Now, as she waxed the floor, she asked, “Why, Pranab?”
She straightened the frame of a family photograph on the off-white wall. Her attention fell on a print of the Mary Cassatt painting The Sisters, hanging right below the photograph. Aloka had fallen in love with that print the instant she’d seen it at a small local gallery. Now she gazed at the guileless eyes of the two winsome children looking out together against a background of bluish green mist. She felt a quiver in her heart.
The discordant jangling of the telephone interrupted her dreamlike state. She answered and recognized the voice of her editor from Manhattan, India, and managed to reel herself back into a more businesslike frame of mind. She had been unable to break the news of her divorce to her boss, an expatriate Indian who’d been marrie
d to the same woman for thirty-five years. Another time she, an advice columnist, might have appreciated the irony of the situation, but not this afternoon.
“I just heard you went home early today, Aloka. Aren’t you feeling well?”
“No, nothing like that. Just some personal problems.” Her voice quaking, she told him of the divorce.
Though he mumbled words of apology, she could almost see the happily overweight man shake his head disapprovingly atop a nonexistent neck and mutter to himself, “These young people.” Many older members of the Indian community—Mr. Choudhury, Mr. Gopal, and Mrs. Roy came to mind—became numb or overagitated when they received news of a divorce. Marriage, they understood. A wedding ceremony was conducted with much pageantry and was attended by many well-wishers. But the same people wouldn’t be around when one’s relationship was in tatters. In divorce, a woman stood alone.
“Do you need a couple of days off, Aloka?”
“No. The worst part is over. I’ll be back in the office tomorrow.”
“Good, good. I can’t run the paper without you. The last time you took a few days off and your column didn’t come out, we got a hundred frantic calls. By the way, there’s a pile of letters sitting on your desk. Do you have any relatives nearby you can call?”

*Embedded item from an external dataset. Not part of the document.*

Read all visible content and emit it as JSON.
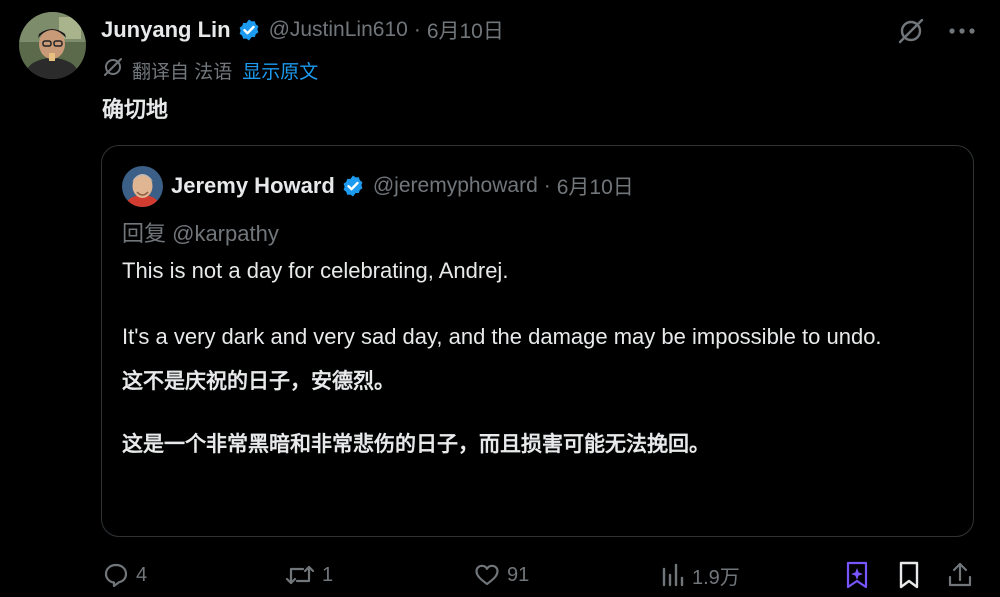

Aloka strained her gaze up at the poster on the wall. Victoria was only three zones away. It was still early enough to make a phone call to Sujata.
“Yes, a sister out in Victoria, British Columbia.”
As soon as the words flew past her lips, she saw the irony behind such a fantasy. She couldn’t have a soul-to-soul communication with her sister about the divorce, or any other matter. They barely stayed in touch.
“I know you haven’t asked for advice, Aloka, but I’d like to offer you some from the perspective of a chap who has lived long enough to make most of life’s mistakes. When things get tough, it’s always best to turn to your parents, brothers, and sisters. You may have drifted apart, perhaps there are some resentments, unresolved issues, that sort of thing, but in the end blood connections are as strong as the currents of a powerful river, as we say in India. It took me a long time to figure that out, and in the meantime I went through a lot of unnecessary suffering alone. Now I see my family in a different light. They’ve played a big part in whatever success I’ve achieved and helped me through some very difficult times, once I finally learned to trust them. They’re the ones who’ve made me who I am. It helps to get in touch with your life source from time to time.”